Lorsque le romancier, poète et dramaturge Nikolaï GOGOL né en Ukraine en 1809 (et mort à Moscou en 1852), arrive à Pétersbourg il découvre une ville gigantesque construite par le tsar Pierre le Grand qui s’est beaucoup inspiré des modèles européens. La construction de cette ville, située sur des marécages, génère misère et taudis, tandis qu’une pauvreté accrue apparaît aux portes de la ville. Les travers de ce vaste projet architectural suscitent chez GOGOL, observateur et analyste de son temps, la réflexion suivante : comment se construit-on dans une ville « trop grande » ?
Si le OFF d’Avignon fait souvent la part belle aux pièces de GOGOL, notamment la célèbre nouvelle :« Le journal d’un fou », le grand public connaît moins « Le Nez » présenté cette année par la compagnie La voix des plumes.

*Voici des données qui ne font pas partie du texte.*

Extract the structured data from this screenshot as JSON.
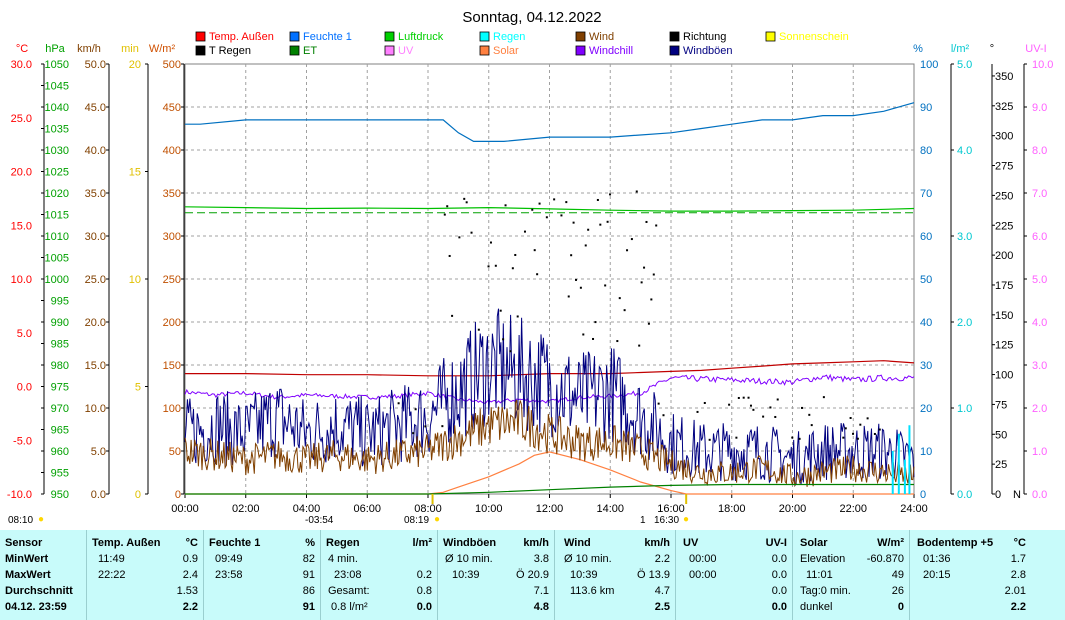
{
  "chart_data": {
    "type": "line",
    "title": "Sonntag, 04.12.2022",
    "x_ticks": [
      "00:00",
      "02:00",
      "04:00",
      "06:00",
      "08:00",
      "10:00",
      "12:00",
      "14:00",
      "16:00",
      "18:00",
      "20:00",
      "22:00",
      "24:00"
    ],
    "x_range_hours": [
      0,
      24
    ],
    "axes": {
      "temp": {
        "label": "°C",
        "ticks": [
          "30.0",
          "25.0",
          "20.0",
          "15.0",
          "10.0",
          "5.0",
          "0.0",
          "-5.0",
          "-10.0"
        ],
        "range": [
          -10,
          30
        ],
        "color": "#ff0000"
      },
      "pressure": {
        "label": "hPa",
        "ticks": [
          "1050",
          "1045",
          "1040",
          "1035",
          "1030",
          "1025",
          "1020",
          "1015",
          "1010",
          "1005",
          "1000",
          "995",
          "990",
          "985",
          "980",
          "975",
          "970",
          "965",
          "960",
          "955",
          "950"
        ],
        "range": [
          950,
          1050
        ],
        "color": "#00a000"
      },
      "wind": {
        "label": "km/h",
        "ticks": [
          "50.0",
          "45.0",
          "40.0",
          "35.0",
          "30.0",
          "25.0",
          "20.0",
          "15.0",
          "10.0",
          "5.0",
          "0.0"
        ],
        "range": [
          0,
          50
        ],
        "color": "#804000"
      },
      "sunshine": {
        "label": "min",
        "ticks": [
          "20",
          "15",
          "10",
          "5",
          "0"
        ],
        "range": [
          0,
          20
        ],
        "color": "#e0c000"
      },
      "solar": {
        "label": "W/m²",
        "ticks": [
          "500",
          "450",
          "400",
          "350",
          "300",
          "250",
          "200",
          "150",
          "100",
          "50",
          "0"
        ],
        "range": [
          0,
          500
        ],
        "color": "#d05000"
      },
      "humidity": {
        "label": "%",
        "ticks": [
          "100",
          "90",
          "80",
          "70",
          "60",
          "50",
          "40",
          "30",
          "20",
          "10",
          "0"
        ],
        "range": [
          0,
          100
        ],
        "color": "#0070c0"
      },
      "rain": {
        "label": "l/m²",
        "ticks": [
          "5.0",
          "4.0",
          "3.0",
          "2.0",
          "1.0",
          "0.0"
        ],
        "range": [
          0,
          5
        ],
        "color": "#00c8d0"
      },
      "direction": {
        "label": "°",
        "ticks": [
          "350",
          "325",
          "300",
          "275",
          "250",
          "225",
          "200",
          "175",
          "150",
          "125",
          "100",
          "75",
          "50",
          "25",
          "0"
        ],
        "range": [
          0,
          360
        ],
        "bottom_label": "N",
        "color": "#000000"
      },
      "uv": {
        "label": "UV-I",
        "ticks": [
          "10.0",
          "9.0",
          "8.0",
          "7.0",
          "6.0",
          "5.0",
          "4.0",
          "3.0",
          "2.0",
          "1.0",
          "0.0"
        ],
        "range": [
          0,
          10
        ],
        "color": "#ff60ff"
      }
    },
    "legend": [
      {
        "label": "Temp. Außen",
        "color": "#ff0000"
      },
      {
        "label": "Feuchte 1",
        "color": "#0070ff"
      },
      {
        "label": "Luftdruck",
        "color": "#00d000"
      },
      {
        "label": "Regen",
        "color": "#00ffff"
      },
      {
        "label": "Wind",
        "color": "#804000"
      },
      {
        "label": "Richtung",
        "color": "#000000"
      },
      {
        "label": "Sonnenschein",
        "color": "#ffff00"
      },
      {
        "label": "T Regen",
        "color": "#000000"
      },
      {
        "label": "ET",
        "color": "#008000"
      },
      {
        "label": "UV",
        "color": "#ff80ff"
      },
      {
        "label": "Solar",
        "color": "#ff8040"
      },
      {
        "label": "Windchill",
        "color": "#8000ff"
      },
      {
        "label": "Windböen",
        "color": "#000080"
      }
    ],
    "series": [
      {
        "name": "Temp. Außen",
        "axis": "temp",
        "color": "#c00000",
        "x": [
          0,
          2,
          4,
          6,
          8,
          9,
          10,
          11,
          12,
          13,
          14,
          15,
          16,
          17,
          18,
          19,
          20,
          21,
          22,
          23,
          24
        ],
        "y": [
          1.2,
          1.2,
          1.1,
          1.1,
          1.0,
          1.0,
          1.0,
          1.1,
          1.2,
          1.2,
          1.2,
          1.3,
          1.4,
          1.5,
          1.7,
          1.9,
          2.1,
          2.2,
          2.3,
          2.4,
          2.2
        ]
      },
      {
        "name": "Feuchte 1",
        "axis": "humidity",
        "color": "#0070c0",
        "x": [
          0,
          0.5,
          2,
          4,
          6,
          7.5,
          8.5,
          9.0,
          9.5,
          10.5,
          12,
          14,
          16,
          17,
          18,
          19,
          20,
          21,
          22,
          23,
          24
        ],
        "y": [
          86,
          86,
          87,
          87,
          87,
          87,
          87,
          84,
          82,
          82,
          83,
          83,
          84,
          85,
          86,
          87,
          87,
          88,
          88,
          89,
          91
        ]
      },
      {
        "name": "Luftdruck",
        "axis": "pressure",
        "color": "#00c000",
        "x": [
          0,
          2,
          4,
          6,
          8,
          10,
          12,
          14,
          16,
          18,
          20,
          22,
          24
        ],
        "y": [
          1016.8,
          1016.6,
          1016.4,
          1016.5,
          1016.4,
          1016.6,
          1016.3,
          1016.0,
          1015.8,
          1015.8,
          1015.9,
          1016.0,
          1016.4
        ]
      },
      {
        "name": "Windchill",
        "axis": "temp",
        "color": "#8000ff",
        "x": [
          0,
          1,
          2,
          3,
          4,
          5,
          6,
          7,
          8,
          9,
          10,
          11,
          12,
          13,
          14,
          15,
          16,
          20,
          21,
          22,
          23
        ],
        "y": [
          -0.5,
          -0.8,
          -0.6,
          -1.0,
          -0.8,
          -0.9,
          -1.0,
          -0.9,
          -0.6,
          -1.2,
          -1.5,
          -1.2,
          -1.4,
          -1.0,
          -0.9,
          -0.6,
          0.8,
          0.4,
          0.9,
          0.6,
          0.8
        ]
      },
      {
        "name": "Solar",
        "axis": "solar",
        "color": "#ff8040",
        "x": [
          0,
          8.0,
          8.5,
          9.0,
          10,
          11,
          11.5,
          12,
          13,
          14,
          15,
          16.0,
          16.5,
          24
        ],
        "y": [
          0,
          0,
          2,
          8,
          20,
          35,
          45,
          49,
          40,
          28,
          14,
          4,
          0,
          0
        ]
      },
      {
        "name": "Windböen",
        "axis": "wind",
        "color": "#000080",
        "x": [
          0,
          1,
          2,
          3,
          4,
          5,
          6,
          7,
          8,
          9,
          10,
          11,
          12,
          13,
          14,
          15,
          16,
          17,
          18,
          19,
          20,
          21,
          22,
          23,
          24
        ],
        "y": [
          7,
          8,
          7,
          9,
          7,
          8,
          7,
          8,
          9,
          12,
          15,
          14,
          13,
          11,
          12,
          9,
          6,
          5,
          5,
          5,
          4,
          5,
          5,
          5,
          4
        ]
      },
      {
        "name": "Wind",
        "axis": "wind",
        "color": "#804000",
        "x": [
          0,
          1,
          2,
          3,
          4,
          5,
          6,
          7,
          8,
          9,
          10,
          11,
          12,
          13,
          14,
          15,
          16,
          17,
          18,
          19,
          20,
          21,
          22,
          23,
          24
        ],
        "y": [
          5,
          4.5,
          4,
          4.5,
          4,
          4.5,
          4,
          4.5,
          5,
          6.5,
          8,
          8.5,
          7,
          6,
          6,
          5,
          3.5,
          2.5,
          2.5,
          3,
          2,
          2.5,
          3,
          2.5,
          2
        ]
      },
      {
        "name": "ET",
        "axis": "rain",
        "color": "#008000",
        "x": [
          0,
          8,
          10,
          12,
          14,
          16,
          18,
          24
        ],
        "y": [
          0,
          0,
          0.02,
          0.05,
          0.08,
          0.1,
          0.11,
          0.11
        ]
      }
    ],
    "annotations": {
      "sunrise": "08:10",
      "moonset": "-03:54",
      "time_819": "08:19",
      "moonrise_symbol": "1",
      "sunset": "16:30"
    }
  },
  "summary": {
    "sensor": {
      "header": "Sensor",
      "rows": [
        "MinWert",
        "MaxWert",
        "Durchschnitt",
        "04.12. 23:59"
      ]
    },
    "temp": {
      "header": "Temp. Außen",
      "unit": "°C",
      "min_time": "11:49",
      "min": "0.9",
      "max_time": "22:22",
      "max": "2.4",
      "avg": "1.53",
      "current": "2.2"
    },
    "humidity": {
      "header": "Feuchte 1",
      "unit": "%",
      "min_time": "09:49",
      "min": "82",
      "max_time": "23:58",
      "max": "91",
      "avg": "86",
      "current": "91"
    },
    "rain": {
      "header": "Regen",
      "unit": "l/m²",
      "r1_label": "4 min.",
      "r1_val": "",
      "r2_label": "23:08",
      "r2_val": "0.2",
      "r3_label": "Gesamt:",
      "r3_val": "0.8",
      "r4_label": "0.8 l/m²",
      "r4_val": "0.0"
    },
    "gusts": {
      "header": "Windböen",
      "unit": "km/h",
      "r1_label": "Ø 10 min.",
      "r1_val": "3.8",
      "r2_label": "10:39",
      "r2_val": "Ö 20.9",
      "r3_val": "7.1",
      "current": "4.8"
    },
    "wind": {
      "header": "Wind",
      "unit": "km/h",
      "r1_label": "Ø 10 min.",
      "r1_val": "2.2",
      "r2_label": "10:39",
      "r2_val": "Ö 13.9",
      "r3_label": "113.6 km",
      "r3_val": "4.7",
      "current": "2.5"
    },
    "uv": {
      "header": "UV",
      "unit": "UV-I",
      "r1_label": "00:00",
      "r1_val": "0.0",
      "r2_label": "00:00",
      "r2_val": "0.0",
      "r3_val": "0.0",
      "current": "0.0"
    },
    "solar": {
      "header": "Solar",
      "unit": "W/m²",
      "r1_label": "Elevation",
      "r1_val": "-60.870",
      "r2_label": "11:01",
      "r2_val": "49",
      "r3_label": "Tag:0 min.",
      "r3_val": "26",
      "r4_label": "dunkel",
      "current": "0"
    },
    "soil": {
      "header": "Bodentemp +5",
      "unit": "°C",
      "min_time": "01:36",
      "min": "1.7",
      "max_time": "20:15",
      "max": "2.8",
      "avg": "2.01",
      "current": "2.2"
    }
  }
}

Cette compagnie, familière de cet auteur russe, a déjà réalisé au cours des saisons 2014 et 2015, 150 représentations de la pièce emblématique de GOGOL : « Le Révizor ».
« Le Nez » issu du recueil intitulé « Récits de Pétersbourg » est une farce en forme de satire : Kovalev se réveille et constate que son nez a disparu ; le voilà plongé dans l’angoisse : comment va-t-il faire pour travailler, mener une vie sociale, affronter le quotidien, séduire sa fiancée ? Qui plus est, son nez n’en fait qu’à sa tête, puisque tel un électron libre, il répand des idées révolutionnaires dans la bonne ville de Pétersbourg…
Cette fable souvent présentée comme un conte à l’adresse des enfants, n’est pas sans rappeler la facétie de Molière ainsi que l’esprit critique des Fables de La Fontaine. Si à travers cette pièce, ce sont les codes de la comédie classique qui émergent partout en Europe, on ne peut également s’empêcher de penser à Cyrano de Bergerac. En effet, si ces deux pièces diffèrent en de nombreux points, le protagoniste, lui, est identique…
Interviewé à la suite d’une des premières représentations, Ronan RIVIERE, metteur en scène et comédien s’exprime sur son travail. En premier lieu, celui-ci revendique « l’esprit troupe » qui préside à chacun de ses spectacles et bien entendu à ce 4ème opus monté avec la même compagnie, « une équipe soudée avant tout. J’aime à partager un coup de cœur littéraire de telle sorte à en extraire un objet visuel, un univers dans lequel les comédiens n’ont plus qu’à jouer ». Pour lui, la mise en scène s’apparente un peu à un opéra. « Le corollaire de ce type de projet » poursuit-il « c’est qu’il nécessite un budget financier conséquent en amont, ce qui peut constituer un risque financier ».
Au sujet de la mise en scène, Ronan RIVIERE qui travaille avec un scénographe, s’est inspiré des tableaux de paysans de cette époque. La mise en scène très travaillée prend le parti-pris d’un décor qui évoque la
Venise russe et dont la patine et l’érosion symbolisent tout à la fois le vernis craquelant de la haute société ainsi que l’usure des moujiks. Quant à l’ingénieux metteur en scène, il n’est pas en reste, puisqu’il n’hésite pas à exhiber, sur scène, ses gambettes dans un esprit « simple et brutal en même temps ».
A propos du talentueux Michael GIORNO-COHEN qui capte véritablement la lumière en incarnant (au sens littéral du terme !) le barbier, le metteur en scène ne tarit pas d’éloges : « Il est super généreux ». Saluant sa puissance de jeu, il souligne sa « capacité à aller à des endroits qui sont forts ».
Satisfecit spécial également, à son épouse sur scène, la très talentueuse Prascovia (AmélieVIGNEAUX) aux mimiques si parlantes…
Le Festival de théâtre d’Avignon s’achève, mais si vous souhaitez parfaire votre connaissance du travail passionné et rigoureux de cette compagnie, vous pourrez prolonger les agapes estivales (cette pièce est présentée quotidiennement au OFF du 7 au 30 juillet inclus au Théâtre Les Gémeaux à 19h30), en retrouvant cette même troupe dans un autre projet, cher au cœur de son metteur en scène, à savoir « LA FOIRE DE MADRID » de Lope de Vega, un des plus grands auteurs du siècle d’or espagnol, inspirateur de Molière (du 8 au 25/09 le jeudi et le vendredi à 21h, le samedi à 16h30 et à 21h ainsi que le dimanche à 16h30 à la Cartoucherie – Paris 12ème).